The two conceptual pillars of his theory are Beneficence and Justice. Beneficence is about the good things we do for each other that tend to make possible an expansion in our happiness. Justice is about limiting and discouraging the bad things we do to each other-murder, theft & robbery, violation of promises (contract)-that tend to decrease our fear, insecurity, and unhappiness. Of these two pillars, Justice is by far the more important because society cannot survive when its people are at all times ready to hurt and to injure one another. Smith’s thinking process was founded on two methodological distinctions not part of standard modern theory that make him fresh and relevant today:
1) A distinction between being self-interested and acting in your self-interest.
2) A distinction between the origins of human action, and the consequences of human action.
Smith was not a utilitarian, beyond accepting that all people are strictly self-interested in always preferring more of a good thing while dis-preferring more of a bad thing. These preferences underlie our learning to follow rules that are both self-and-other-regarding and require common knowledge that all are self-interested. That kindness is the parent of kindness and leads to reciprocity is a central theorem. So-called “altruism” (a nineteenth century word) is in the emergent rule structure, not the preferences-an “error.”
Smith’s bottom-up principles were captured in the fair-play rules ascribed-to by the English, Scotch, and Irish emigrants who migrated to the West, some of whom wrote the National Constitutions we live by. They created a largely robust, beneficent, and just society that, so far, has survived every populist excess, including civil war, and has, in fits and starts, expanded personal freedom and first amendment and other rights to diverse ethnic, racial, and gender identities, and continues to do so.
About the speaker
Vernon L. Smith, George L. Argyros Chair in Finance and Economics and President, International Foundation for Research in Experimental economics
Vernon L. Smith, PhD, was awarded the Nobel Prize in Economic Sciences in 2002 for his groundbreaking work in experimental economics. Dr. Smith has joint appointments with the Argyros School of Business and Economics and the Fowler School of Law, and he is part of a team that has created and will run the new Economic Science Institute at Chapman.

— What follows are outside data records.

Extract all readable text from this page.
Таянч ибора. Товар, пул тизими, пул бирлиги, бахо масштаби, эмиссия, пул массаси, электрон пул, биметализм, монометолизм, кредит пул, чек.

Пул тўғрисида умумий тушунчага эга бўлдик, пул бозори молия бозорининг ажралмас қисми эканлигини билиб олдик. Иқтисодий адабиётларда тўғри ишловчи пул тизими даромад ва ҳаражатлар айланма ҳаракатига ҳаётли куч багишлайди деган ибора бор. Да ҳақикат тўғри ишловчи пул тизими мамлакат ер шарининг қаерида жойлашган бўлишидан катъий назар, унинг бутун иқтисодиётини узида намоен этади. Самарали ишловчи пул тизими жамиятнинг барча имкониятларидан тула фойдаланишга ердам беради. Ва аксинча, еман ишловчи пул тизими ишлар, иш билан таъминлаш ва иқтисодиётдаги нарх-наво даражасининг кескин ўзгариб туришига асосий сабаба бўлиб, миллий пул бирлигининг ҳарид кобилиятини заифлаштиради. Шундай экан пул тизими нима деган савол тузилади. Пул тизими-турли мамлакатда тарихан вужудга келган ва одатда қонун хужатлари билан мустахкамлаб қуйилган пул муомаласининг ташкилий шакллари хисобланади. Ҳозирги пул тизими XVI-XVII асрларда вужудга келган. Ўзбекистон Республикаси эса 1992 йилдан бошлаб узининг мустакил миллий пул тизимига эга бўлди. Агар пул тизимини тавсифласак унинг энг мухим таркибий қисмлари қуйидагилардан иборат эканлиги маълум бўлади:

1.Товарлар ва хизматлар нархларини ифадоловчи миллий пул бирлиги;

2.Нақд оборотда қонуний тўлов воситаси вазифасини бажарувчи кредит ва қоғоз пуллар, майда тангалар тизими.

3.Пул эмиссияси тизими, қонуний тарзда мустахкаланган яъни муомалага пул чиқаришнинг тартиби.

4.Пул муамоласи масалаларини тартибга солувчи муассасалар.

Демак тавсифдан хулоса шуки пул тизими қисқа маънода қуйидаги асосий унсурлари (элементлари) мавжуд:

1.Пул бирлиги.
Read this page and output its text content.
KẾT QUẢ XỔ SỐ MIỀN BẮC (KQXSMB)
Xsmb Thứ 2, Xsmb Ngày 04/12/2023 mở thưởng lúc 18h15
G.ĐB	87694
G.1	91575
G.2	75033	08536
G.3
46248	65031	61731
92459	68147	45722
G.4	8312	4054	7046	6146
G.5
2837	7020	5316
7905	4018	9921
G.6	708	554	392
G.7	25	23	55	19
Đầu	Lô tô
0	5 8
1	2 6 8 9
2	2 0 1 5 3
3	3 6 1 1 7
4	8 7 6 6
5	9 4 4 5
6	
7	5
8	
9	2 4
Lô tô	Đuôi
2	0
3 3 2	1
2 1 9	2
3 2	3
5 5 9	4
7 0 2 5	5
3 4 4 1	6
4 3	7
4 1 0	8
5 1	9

He has authored or coauthored more than 350 articles and books on capital theory, finance, natural resource economics and experimental economics.
Professor Smith is a Fellow of the Econometric Society, and the American Association for the Advancement of Science. Purdue University awarded him an Honorary Doctor of Management degree in 1989. He was elected member, National Academy of Science, 1995. In 1996 he received Cal Tech's Distinguished Alumni Award. He became Kansan of the year (Topeka Gazette) in 2002, received a Distinguished Alumni award from the University of Kansas in 2011 and in 2014 an Honorary Doctor of Science degree. He has served on numerous editorial and editorial advisory boards, and as president of several national economic associations. He has served as a consultant on the liberalization of electric power in Australia and New Zealand, and has participated in numerous private and public discussions of energy privatization and liberalization in the United States and around the world. In 1997 he served as a Blue Ribbon Panel Member, North American Electric Reliability Council.